CUDASecurity-CON05

Avoid deadlock by locking in a predefined order

Required inputs: IR, StaticSemanticAnalysis

Avoid deadlocks caused by incorrect thread synchronization.

Scope: Host, Device.
Audience: CUDA C++, CUDA Libraries.
Category: Required.
Hardware Applicability: All Compute Capabilities.
Rationale

When using synchronization techniques such as semaphores or __syncthreads, make sure the order and execution of locking / synchronization is appropriate to prevent deadlocks.

For semaphores, this means ensuring that there are no lock cycles in which an adverse order of locking can lead the system to deadlock.

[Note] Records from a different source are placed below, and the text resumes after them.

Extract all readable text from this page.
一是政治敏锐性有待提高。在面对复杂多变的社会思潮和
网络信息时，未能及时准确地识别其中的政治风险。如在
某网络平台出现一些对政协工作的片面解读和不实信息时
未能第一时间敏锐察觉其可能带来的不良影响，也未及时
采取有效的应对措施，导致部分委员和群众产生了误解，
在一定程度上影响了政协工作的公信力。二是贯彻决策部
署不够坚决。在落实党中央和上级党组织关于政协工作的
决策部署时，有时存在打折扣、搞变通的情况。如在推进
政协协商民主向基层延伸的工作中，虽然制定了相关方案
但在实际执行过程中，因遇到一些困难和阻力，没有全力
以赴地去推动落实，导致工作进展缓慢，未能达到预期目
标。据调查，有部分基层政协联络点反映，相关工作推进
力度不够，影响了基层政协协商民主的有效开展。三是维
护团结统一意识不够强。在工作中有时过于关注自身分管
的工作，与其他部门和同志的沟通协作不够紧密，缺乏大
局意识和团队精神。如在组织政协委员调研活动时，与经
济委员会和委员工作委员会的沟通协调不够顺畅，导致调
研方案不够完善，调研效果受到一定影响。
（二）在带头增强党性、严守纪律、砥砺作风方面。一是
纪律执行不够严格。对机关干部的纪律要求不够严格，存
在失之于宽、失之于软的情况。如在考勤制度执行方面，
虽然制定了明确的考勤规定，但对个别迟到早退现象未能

For thread synchronization primitives such as __syncthreads, this means ensuring that the synchronization points are unconditionally reached by all participating threads.

Example 1 (Bad)
#include 

__device__ cuda::binary_semaphore s1(1);
__device__ cuda::binary_semaphore s2(1);

__global__ void t1(){
  s1.acquire();
  s2.acquire();

  // critical section here

  s2.release();
  s1.release();
}

__global__ void t2(){
  // locks in reverse order compared to t1
  // thus can lead to deadlock
  s2.acquire();
  s1.acquire();

  // critical section here

  s1.release();
  s2.release();
}
Example 2 (Good)
#include 

__device__ cuda::binary_semaphore s1(1);
__device__ cuda::binary_semaphore s2(1);

__global__ void t1(){
  s1.acquire();
  s2.acquire();

  // critical section here

  s2.release();
  s1.release();
}

__global__ void t2(){
  s1.acquire();
  s2.acquire();

  // critical section here

  s2.release();
  s1.release();
Excerpt from NVIDIA CUDA C++ Guidelines for robust and safety-critical programming, Version 3.0.1, Copyright (C) 2018-2023 NVIDIA Corporation.

Possible Messages

Key

Text

Severity

Disabled

deadlock

Unfavorable locking sequence could lead to deadlock.

None

False

thread_synchronization_in_divergent_region

Implicit thread block synchronization function is called in possibly divergent code.

None

False

Options

additional_lock_api_callables

additional_lock_api_callables

Type: typing.Callable[[bauhaus.ir.Graph], typing.Iterable[tuple[bauhaus.rules.parallelism.locksets.LockApiCallableKind, str]]] | None

Default: <function bauhaus.ir.cuda.cuda_library_names.cuda_atomic_semaphore_lock_api_functions_for_graph(_ir_graph: 'ir.Graph') -> 'typing.Iterable[tuple[locksets.LockApiCallableKind, str]]'>

Python callable that generates additional [enter|exit]_additional_functions from the ir.Graph.
 

enter_critical_functions

enter_critical_functions : set[bauhaus.analysis.config.QualifiedName] = set()

Set of function names to enter a critical region.
 

enter_critical_macros

enter_critical_macros : set[bauhaus.analysis.config.MacroName] = set()

Set of macro names to enter a critical region (macros must expand to asm() statement).
 

exit_critical_functions

exit_critical_functions : set[bauhaus.analysis.config.QualifiedName] = set()

Set of function names to exit a critical region.
 

exit_critical_macros

exit_critical_macros : set[bauhaus.analysis.config.MacroName] = set()

Set of macro names to exit a critical region (macros must expand to asm() statement).
 

nested_critical_regions

nested_critical_regions : bool = True

If set to true, critical regions nest; if set to false, a single exit-critical-region terminates all open critical regions.
 

synchronization_functions

synchronization_functions

Type: set[bauhaus.analysis.config.QualifiedName]

Default: {'__syncthreads', '__syncthreads_and', '__syncthreads_count', '__syncthreads_or', 'cooperative_groups::__v1::thread_block::sync'}

Names of synchronization functions for the purposes of this rule. Qualified names can be used.